1) Crise e atualidade do liberalismo
Nada mais parecido com um momento de crise do que um outro. Eis como a política brasileira ao final da década de 20 foi descrita, em uma crítica à política liberal que seria retomada com ímpeto em 1937, na implantação do Estado Novo:
"Regionalismos desenfreados comprometiam a todo o momento a integridade nacional; a máquina político-administrativa estava nas mãos de chefetes eleitorais e a serviço de inconfessáveis manobras partidárias de que se excluía o interesse geral; sob os efeitos de um liberalismo de aparência, explorado por numerosa clientela de agitadores oportunistas e de oligarcas experimentados na manipulação das fraudes, a democracia se tornara um mito e a opinião nacional, já cansada dos desmandos do poder e também desiludida dos que antes a conduziam para inoperantes campanhas demagógicas, traduzia seu desgosto pela forma neutra, porém desesperada, de uma indiferença desdenhosa. Os maiores problemas econômicos e sociais serviam apenas de ornamentos decorativos para a composição de plataformas. As fontes de riqueza viviam abandonadas. O trabalho, sem proteção ou estímulo de qualquer natureza, apelava para o recurso explosivo e desorganizador das greves como único processo de exigir satisfação aos seus anseios oprimidos. A situação financeira era comprometida na aventura dos empréstimos. Em sua grande maioria, os homens de inteligência ficavam à margem da vida pública e a incompetência submissa à férula dos mandões de província se tornara critério dominante para o preenchimento dos cargos administrativos e a conquista dos postos de representação. A politicalha parlamentar e a rotina burocrática deixavam o progresso do país entregue às iniciativas particulares, cujo elogio insistente era, aliás, o reflexo da suspeita que em geral acompanhava os mais vistosos empreendimentos oficiais. E na sua ironia tão ilustrativa, o homem da rua já se habituara a dizer que 'o Brasil só caminhava de noite, aproveitando as horas em que os políticos dormiam'"(1)
O Estado Novo buscou sua justificação na tese do fracasso e da inviabilidadade da política liberal.

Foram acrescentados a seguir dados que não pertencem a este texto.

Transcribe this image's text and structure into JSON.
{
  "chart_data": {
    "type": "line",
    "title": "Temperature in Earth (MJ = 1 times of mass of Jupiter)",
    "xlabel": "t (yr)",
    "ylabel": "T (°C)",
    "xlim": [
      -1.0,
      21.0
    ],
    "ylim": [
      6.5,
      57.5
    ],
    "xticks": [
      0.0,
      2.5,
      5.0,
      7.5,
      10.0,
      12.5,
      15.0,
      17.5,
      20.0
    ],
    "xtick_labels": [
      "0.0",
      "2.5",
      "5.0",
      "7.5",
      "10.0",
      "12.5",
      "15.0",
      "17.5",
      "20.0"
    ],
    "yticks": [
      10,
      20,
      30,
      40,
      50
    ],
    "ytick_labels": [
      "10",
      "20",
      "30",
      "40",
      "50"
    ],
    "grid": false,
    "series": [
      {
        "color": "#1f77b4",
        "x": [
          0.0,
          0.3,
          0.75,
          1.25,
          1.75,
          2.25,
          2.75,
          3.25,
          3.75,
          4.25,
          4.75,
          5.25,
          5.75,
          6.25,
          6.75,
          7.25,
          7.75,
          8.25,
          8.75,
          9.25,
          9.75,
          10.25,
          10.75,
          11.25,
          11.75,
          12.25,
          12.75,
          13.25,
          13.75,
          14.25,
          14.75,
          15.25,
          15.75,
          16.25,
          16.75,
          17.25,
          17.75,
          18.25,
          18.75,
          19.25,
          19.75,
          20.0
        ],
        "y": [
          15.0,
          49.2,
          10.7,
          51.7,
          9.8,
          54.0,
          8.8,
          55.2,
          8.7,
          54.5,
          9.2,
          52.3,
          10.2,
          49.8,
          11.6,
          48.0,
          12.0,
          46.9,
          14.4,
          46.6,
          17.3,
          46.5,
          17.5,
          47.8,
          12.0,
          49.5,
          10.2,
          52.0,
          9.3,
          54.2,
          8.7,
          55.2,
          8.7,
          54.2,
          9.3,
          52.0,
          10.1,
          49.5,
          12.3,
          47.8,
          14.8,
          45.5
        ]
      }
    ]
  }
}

Para os modernizadores da década de 30, liberalismo era sinônimo de política oligárquica, da divisão e esquartejamento do poder nacional entre os grupos de poder que controlavam as políticas estaduais, da corrupção e da ineficiência.
Nos anos 30, a resposta para a falência do liberalismo político era o carisma do líder a racionalidade e a cientificidade do administrador. A Constituinte de 1934 teria falhado precisamente por não ter percebido esta nova realidade, e ter recaído na política tradicional:
"Porque as antiquadas teorizações políticas dominaram sobre a interpretação objetiva dos problemas do Brasil e do mundo moderno, porque o conservadorismo impregnado de noções obsoletas abafou o espírito da revolução, e também porque os interesses regionalistas e partidários reclamam primazia sobre os interesses gerais da nação, o novo regime apareceu como um desastrado remendo do velho"(2).
A solução seria mais Estado, mais governo, mais eficiência, mais intervencionismo:
"Num período em que até os modelos clássicos da democracia liberal procuravam ajustar-se às condiçoes e exigências da atualidade, intervindo decisivamente na vida econômica e social, aplicava-se no Brasil um estatuto essencialmente político, de que resultava um Estado abstencionista, mero espectador da existência nacional, seu direito de influir na composição de suas forças, entregues assim ao jogo das competições privadas. (...). Numa época de extremos perigos, em que por toda parte o poder público se fortalecia para enfrentá-los, desarmava-se ainda mais o poder. Quando os nacionalismos se acirravam por todo o mundo e quando a unidade brasileira mal saíra de ameaçadora crise, avigoravam-se as autonomias regionais. Quando o país necessitava principalmente de administração, entravava-se a máquina administrativa com toda a sorte de convenções e formalismos..."(3).